The Brooklyn Academy of Music (BAM) will be doing a retrospective of acclaimed Swedish actor Max von Sydow’s films from Tuesday, November 27 through Friday, December 14. I’m a big fan of Max von Sydow’s work and I consider him a master of his craft, so I’m definitely looking forward to catching one or two films in the series – I probably won’t be able to see more than that since my college semester is winding down and I have a lot of projects and exams coming up.
I have seen five Max von Sydow films: The Seventh Seal (1957), The Virgin Spring (1960), Hannah and Her Sisters (1986), Awakenings (1990) and Extremely Loud & Incredibly Close (2011). My single favorite role of those five is Frederick in Hannah and Her Sisters, in which Max does not have much screen time, but he certainly makes the most of it.

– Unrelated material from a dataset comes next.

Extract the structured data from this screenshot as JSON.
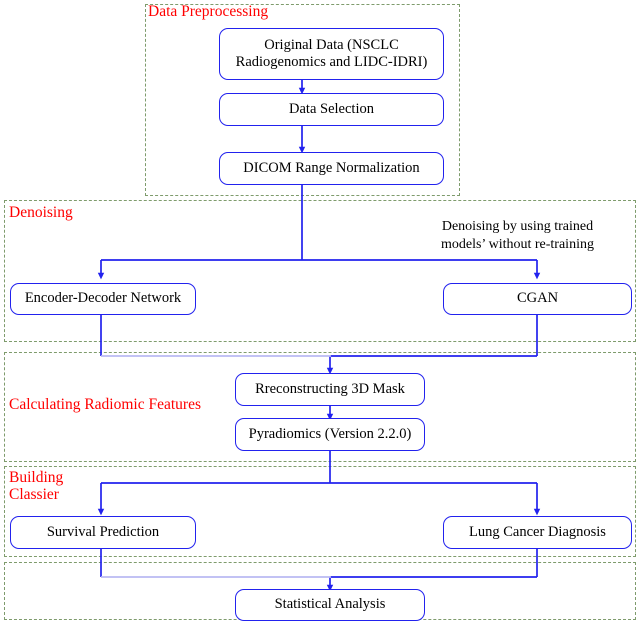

Extremely Loud & Incredibly Close, for which Max got a Best Supporting Actor Oscar nomination last year, is particularly moving because his character never says a word; he relies on facial expressions, other physical gestures, a notepad and, as an extra intriguing detail, the words “yes” and “no” tattooed on each hand.
If I had to pick two screenings that I want to make it to, I would choose The Magician (1958, dir. Ingmar Bergman) and Death Watch (1980, dir. Bertrand Tavernier). The Magician is not the best-known of Max’s collaborations with Ingmar Bergman, but I am fascinated by the still photos I have seen from it. The Magician also stars Ingrid Thulin, Gunnar Björnstrand, Naima Wifstrand, Bengt Ekerot, Bibi Andersson, Lars Ekborg, Erland Josephson and Birgitta Pettersson, all notable Swedish actors. By comparison, Death Watch has a cast starring actors from all walks of international filmdom: besides Max there’s Romy Schneider, Harvey Keitel, Harry Dean Stanton, Thérèse Liotard, Caroline Langrishe, William Russell, Bernhard Wicki and even a young Robbie Coltrane.